14ymedio bigger14ymedio, Havana, 27 March 2023 — The suspicions raised in the Cuban population by the 76% participation number in the parliamentary elections on March 26, as reported by the Government, do not make a dent in the provincial official press, which pulls out all the stops and registers even more participation.

Thus, as read in Invasor, Ciego de Ávila breaks the record, with an attendance at the polls to elect its 23 deputies for the National Assembly of People’s Power of more than 86%.

The province of Matanzas follows closely, with a record — always according to official figures — of “more than 83.86%” of the electoral roll. For the regional newspaper of Artemisa, the figure of 81.15% is compared to “the heroic moncadista [attack on the Moncada barracks] feat of seven decades ago.”

In Pinar del Río, officialdom reports an 80.93% participation, and in Camagüey, 79.51%. “More than 78%” registered in Sancti Spíritus, almost the same as in Villa Clara, 78.08%.

The province of Granma limited itself to replicating the national figure of 75.92% attendance to report that its 34 deputies were elected.

Unlike these provinces, the highly populated provinces of Mayabeque, Cienfuegos, Holguín and Guantánamo haven’t released their figures. But the most eloquent silence is that of the two main regions of the country, Havana and Santiago de Cuba, which have not yet given specific results.

Meanwhile, the two main national official media, Granma and Juventud Rebelde, have been out of service since the early hours of this Monday.
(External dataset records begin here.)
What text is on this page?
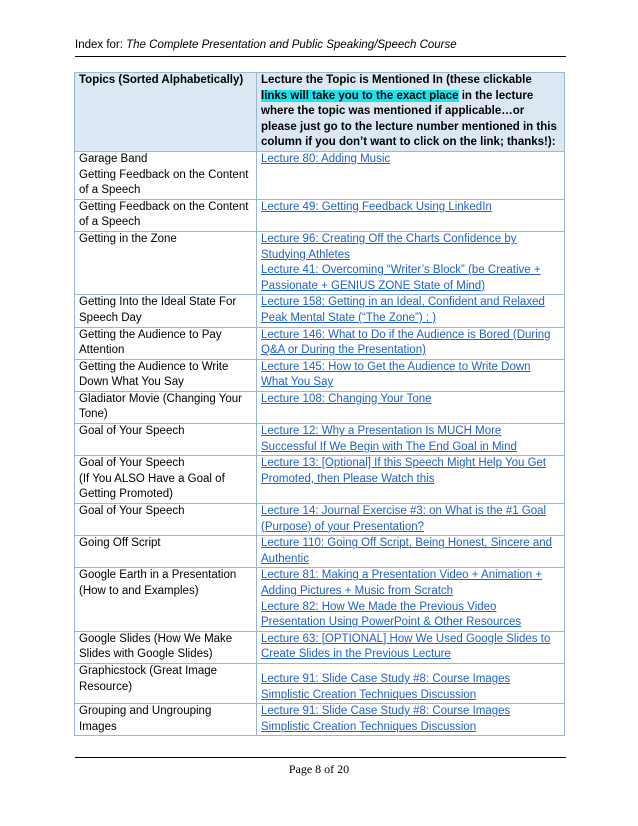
Index for: The Complete Presentation and Public Speaking/Speech Course
Topics (Sorted Alphabetically)	Lecture the Topic is Mentioned In (these clickable links will take you to the exact place in the lecture where the topic was mentioned if applicable…or please just go to the lecture number mentioned in this column if you don’t want to click on the link; thanks!):

Garage Band
Getting Feedback on the Content of a Speech	Lecture 80: Adding Music

Getting Feedback on the Content of a Speech	Lecture 49: Getting Feedback Using LinkedIn

Getting in the Zone	Lecture 96: Creating Off the Charts Confidence by Studying Athletes
Lecture 41: Overcoming “Writer’s Block” (be Creative + Passionate + GENIUS ZONE State of Mind)

Getting Into the Ideal State For Speech Day	Lecture 158: Getting in an Ideal, Confident and Relaxed Peak Mental State (“The Zone”) : )

Getting the Audience to Pay Attention	Lecture 146: What to Do if the Audience is Bored (During Q&A or During the Presentation)

Getting the Audience to Write Down What You Say	Lecture 145: How to Get the Audience to Write Down What You Say

Gladiator Movie (Changing Your Tone)	Lecture 108: Changing Your Tone

Goal of Your Speech	Lecture 12: Why a Presentation Is MUCH More Successful If We Begin with The End Goal in Mind

Goal of Your Speech
(If You ALSO Have a Goal of Getting Promoted)	Lecture 13: [Optional] If this Speech Might Help You Get Promoted, then Please Watch this

Goal of Your Speech	Lecture 14: Journal Exercise #3: on What is the #1 Goal (Purpose) of your Presentation?

Going Off Script	Lecture 110: Going Off Script, Being Honest, Sincere and Authentic

Google Earth in a Presentation (How to and Examples)	Lecture 81: Making a Presentation Video + Animation + Adding Pictures + Music from Scratch
Lecture 82: How We Made the Previous Video Presentation Using PowerPoint & Other Resources

Google Slides (How We Make Slides with Google Slides)	Lecture 63: [OPTIONAL] How We Used Google Slides to Create Slides in the Previous Lecture

Graphicstock (Great Image Resource)	Lecture 91: Slide Case Study #8: Course Images Simplistic Creation Techniques Discussion

Grouping and Ungrouping Images	Lecture 91: Slide Case Study #8: Course Images Simplistic Creation Techniques Discussion
Page 8 of 20
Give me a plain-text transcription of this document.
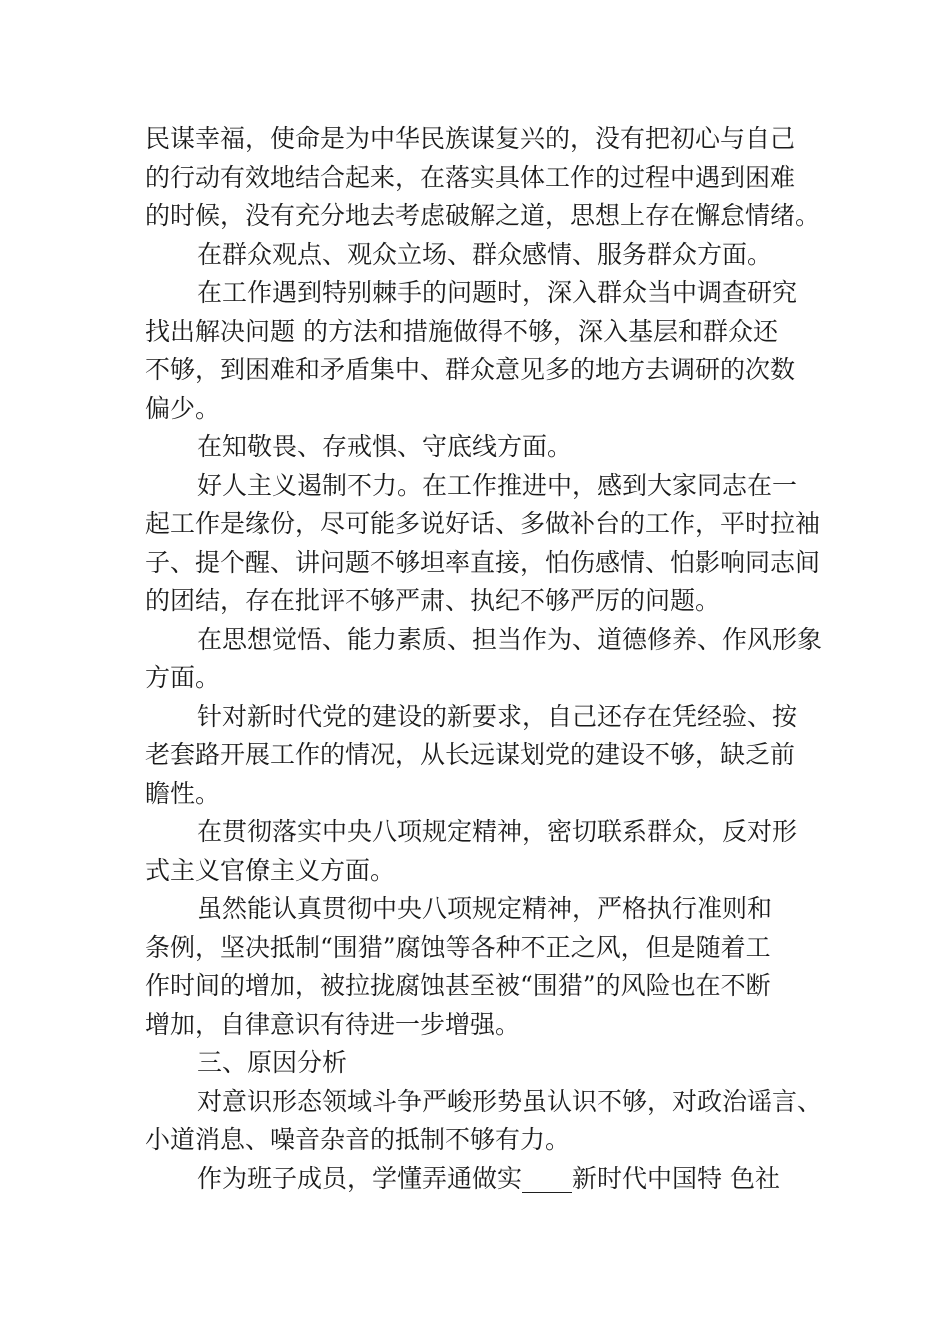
民谋幸福，使命是为中华民族谋复兴的，没有把初心与自己
的行动有效地结合起来，在落实具体工作的过程中遇到困难
的时候，没有充分地去考虑破解之道，思想上存在懈怠情绪。
在群众观点、观众立场、群众感情、服务群众方面。
在工作遇到特别棘手的问题时，深入群众当中调查研究
找出解决问题 的方法和措施做得不够，深入基层和群众还
不够，到困难和矛盾集中、群众意见多的地方去调研的次数
偏少。
在知敬畏、存戒惧、守底线方面。
好人主义遏制不力。在工作推进中，感到大家同志在一
起工作是缘份，尽可能多说好话、多做补台的工作，平时拉袖
子、提个醒、讲问题不够坦率直接，怕伤感情、怕影响同志间
的团结，存在批评不够严肃、执纪不够严厉的问题。
在思想觉悟、能力素质、担当作为、道德修养、作风形象
方面。
针对新时代党的建设的新要求，自己还存在凭经验、按
老套路开展工作的情况，从长远谋划党的建设不够，缺乏前
瞻性。
在贯彻落实中央八项规定精神，密切联系群众，反对形
式主义官僚主义方面。
虽然能认真贯彻中央八项规定精神，严格执行准则和
条例，坚决抵制“围猎”腐蚀等各种不正之风，但是随着工
作时间的增加，被拉拢腐蚀甚至被“围猎”的风险也在不断
增加，自律意识有待进一步增强。
三、原因分析
对意识形态领域斗争严峻形势虽认识不够，对政治谣言、
小道消息、噪音杂音的抵制不够有力。
作为班子成员，学懂弄通做实____新时代中国特 色社
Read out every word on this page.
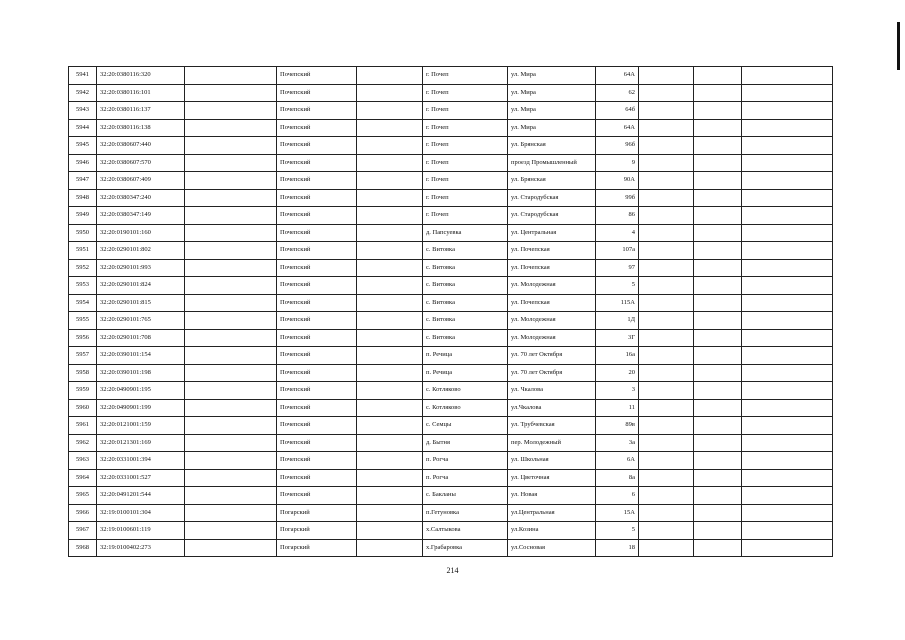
5941	32:20:0380116:320		Почепский		г. Почеп	ул. Мира	64А			
5942	32:20:0380116:101		Почепский		г. Почеп	ул. Мира	62			
5943	32:20:0380116:137		Почепский		г. Почеп	ул. Мира	64б			
5944	32:20:0380116:138		Почепский		г. Почеп	ул. Мира	64А			
5945	32:20:0380607:440		Почепский		г. Почеп	ул. Брянская	96б			
5946	32:20:0380607:570		Почепский		г. Почеп	проезд Промышленный	9			
5947	32:20:0380607:409		Почепский		г. Почеп	ул. Брянская	90А			
5948	32:20:0380347:240		Почепский		г. Почеп	ул. Стародубская	99б			
5949	32:20:0380347:149		Почепский		г. Почеп	ул. Стародубская	86			
5950	32:20:0190101:160		Почепский		д. Папсуевка	ул. Центральная	4			
5951	32:20:0290101:802		Почепский		с. Витовка	ул. Почепская	107а			
5952	32:20:0290101:993		Почепский		с. Витовка	ул. Почепская	97			
5953	32:20:0290101:824		Почепский		с. Витовка	ул. Молодежная	5			
5954	32:20:0290101:815		Почепский		с. Витовка	ул. Почепская	115А			
5955	32:20:0290101:765		Почепский		с. Витовка	ул. Молодежная	1Д			
5956	32:20:0290101:708		Почепский		с. Витовка	ул. Молодежная	3Г			
5957	32:20:0390101:154		Почепский		п. Речица	ул. 70 лет Октября	16а			
5958	32:20:0390101:198		Почепский		п. Речица	ул. 70 лет Октября	20			
5959	32:20:0490901:195		Почепский		с. Котляково	ул. Чкалова	3			
5960	32:20:0490901:199		Почепский		с. Котляково	ул.Чкалова	11			
5961	32:20:0121001:159		Почепский		с. Семцы	ул. Трубчевская	89в			
5962	32:20:0121301:169		Почепский		д. Бытня	пер. Молодежный	3а			
5963	32:20:0331001:394		Почепский		п. Рогча	ул. Школьная	6А			
5964	32:20:0331001:527		Почепский		п. Рогча	ул. Цветочная	8а			
5965	32:20:0491201:544		Почепский		с. Бакланы	ул. Новая	6			
5966	32:19:0100101:304		Погарский		п.Гетуновка	ул.Центральная	15А			
5967	32:19:0100601:119		Погарский		х.Салтыкова	ул.Козина	5			
5968	32:19:0100402:273		Погарский		х.Грабаровка	ул.Сосновая	18			
214
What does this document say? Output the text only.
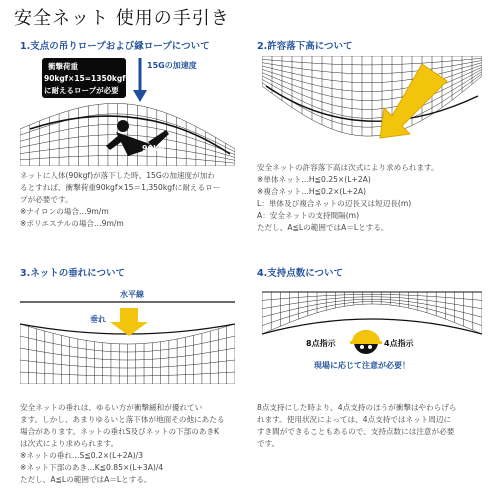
安全ネット 使用の手引き
1.支点の吊りロープおよび縁ロープについて
90kg
15Gの加速度
衝撃荷重
90kgf×15=1350kgf
に耐えるロープが必要
ネットに人体(90kgf)が落下した時、15Gの加速度が加わ
るとすれば、衝撃荷重90kgf×15＝1,350kgfに耐えるロー
プが必要です。
※ナイロンの場合…9m/m
※ポリエステルの場合…9m/m
2.許容落下高について
安全ネットの許容落下高は次式により求められます。
※単体ネット…H≦0.25×(L+2A)
※複合ネット…H≦0.2×(L+2A)
L：単体及び複合ネットの辺長又は短辺長(m)
A：安全ネットの支持間隔(m)
ただし、A≦Lの範囲ではA＝Lとする。
3.ネットの垂れについて
水平線
垂れ
安全ネットの垂れは、ゆるい方が衝撃緩和が優れてい
ます。しかし、あまりゆるいと落下体が地面その他にあたる
場合があります。ネットの垂れS及びネットの下部のあきK
は次式により求められます。
※ネットの垂れ…S≦0.2×(L+2A)/3
※ネット下部のあき…K≦0.85×(L+3A)/4
ただし、A≦Lの範囲ではA＝Lとする。
4.支持点数について
8点指示	4点指示
現場に応じて注意が必要！
8点支持にした時より、4点支持のほうが衝撃はやわらげら
れます。使用状況によっては、4点支持ではネット周辺に
すき間ができることもあるので、支持点数には注意が必要
です。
President Miguel Díaz-Canel, who had described the elections as a “revolutionary victory,” expressed himself on social networks about the results. “Despite the draconian US measures, despite the fierce campaign and the calls for abstention, Cuba won,” he wrote via Twitter, specifying the official figures.

“There are numbers that say more than words: 70.92% of participation and 72.10% UNITED VOTE [sic], in the midst of so many difficulties, is a clean home run,” he said in baseball language, just a week after the defeat of the Cuban team against the U.S. team in the semifinals of the World Classic in Miami.

Citizen distrust is based on the observation of the polling stations, almost empty throughout the day on Sunday. And after the closing of the polls, officials did not put the preliminary results in each establishment on the doors. “Is there a site or place where you can check the results at the provincial and municipality level, even at the electoral college level?” asked a Cubadebate user on Monday.

Another reader answers: “You can go to your municipal assembly to find out, in addition you could be there at the time of counting in your electoral college, because, by law, anyone can participate and observe if they want.”

One of the complaints of the international organizations against these elections is, precisely, that the regime did not allow the presence of independent observers, and even more, it harassed the activists who announced that they would monitor the polling places.